With strong SW winds and the freezing level above the summits forecasted, Donna, Caroline and myself headed east to climb the brilliant East Ridge of Beinn a’Chaorainn. It’s a route that is often well covered in snow through the winter, as our prevailing winds pile snow over the summit plateau of Beinn a’Chaorainn and onto the east facing corries and ridges. The ridge is also quite sheltered from strong SW winds, and so whilst the final approach to the ridge can be exposed to gusts, once on the ridge, it can be remarkably serene by comparison… until reaching the top.
The approach to Beinn a’Chaorainn is a good test of one’s climbing abilities, with a few fallen trees to clamber over. On reaching the ridge, which always feels like it takes longer than it does, it was clear that the recent thaw had taken quite a toll on the unconsolidated snow, leaving the crest lower down quite bare.
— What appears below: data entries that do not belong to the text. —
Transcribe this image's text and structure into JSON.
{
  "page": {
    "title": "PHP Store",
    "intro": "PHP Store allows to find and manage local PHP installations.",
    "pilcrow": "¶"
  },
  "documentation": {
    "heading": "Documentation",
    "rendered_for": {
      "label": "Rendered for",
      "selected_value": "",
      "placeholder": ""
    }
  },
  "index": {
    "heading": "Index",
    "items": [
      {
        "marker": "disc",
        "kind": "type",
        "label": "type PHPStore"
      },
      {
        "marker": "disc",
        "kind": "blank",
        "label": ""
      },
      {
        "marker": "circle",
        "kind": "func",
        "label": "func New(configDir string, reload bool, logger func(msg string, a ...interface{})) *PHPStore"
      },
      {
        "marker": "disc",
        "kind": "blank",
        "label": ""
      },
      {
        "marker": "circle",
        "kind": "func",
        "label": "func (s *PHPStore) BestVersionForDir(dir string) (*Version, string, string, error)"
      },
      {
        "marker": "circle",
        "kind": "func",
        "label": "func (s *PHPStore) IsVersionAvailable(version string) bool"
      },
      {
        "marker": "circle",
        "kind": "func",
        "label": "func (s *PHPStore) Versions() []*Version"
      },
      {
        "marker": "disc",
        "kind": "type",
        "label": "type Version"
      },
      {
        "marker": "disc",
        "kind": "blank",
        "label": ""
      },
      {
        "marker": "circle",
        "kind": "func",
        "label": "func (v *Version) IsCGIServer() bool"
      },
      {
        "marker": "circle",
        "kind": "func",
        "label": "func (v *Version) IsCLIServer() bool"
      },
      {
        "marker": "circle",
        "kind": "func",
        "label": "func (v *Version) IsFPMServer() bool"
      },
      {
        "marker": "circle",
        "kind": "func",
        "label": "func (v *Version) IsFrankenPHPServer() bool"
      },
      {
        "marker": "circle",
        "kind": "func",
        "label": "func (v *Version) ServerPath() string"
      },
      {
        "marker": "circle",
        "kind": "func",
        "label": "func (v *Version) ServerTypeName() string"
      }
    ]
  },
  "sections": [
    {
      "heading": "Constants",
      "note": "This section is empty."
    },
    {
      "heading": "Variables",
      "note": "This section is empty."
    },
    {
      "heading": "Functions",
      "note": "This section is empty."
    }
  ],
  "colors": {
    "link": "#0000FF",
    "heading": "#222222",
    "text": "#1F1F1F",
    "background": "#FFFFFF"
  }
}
However, we found a handy and interesting snow filled gully just to the right of the ridge and so made an ascent of that until the snow reappeared on the crest higher up. We continued to look at being slick but safe on alpine style mountaineering terrain.
Part the way up the ridge, the clouds cleared, leaving us with rays of sunshine and clear views, which stayed with us until the top, where the fresh winds joined us too. We made our way down the southern flank and were back down before the next bout of rain. Perfect.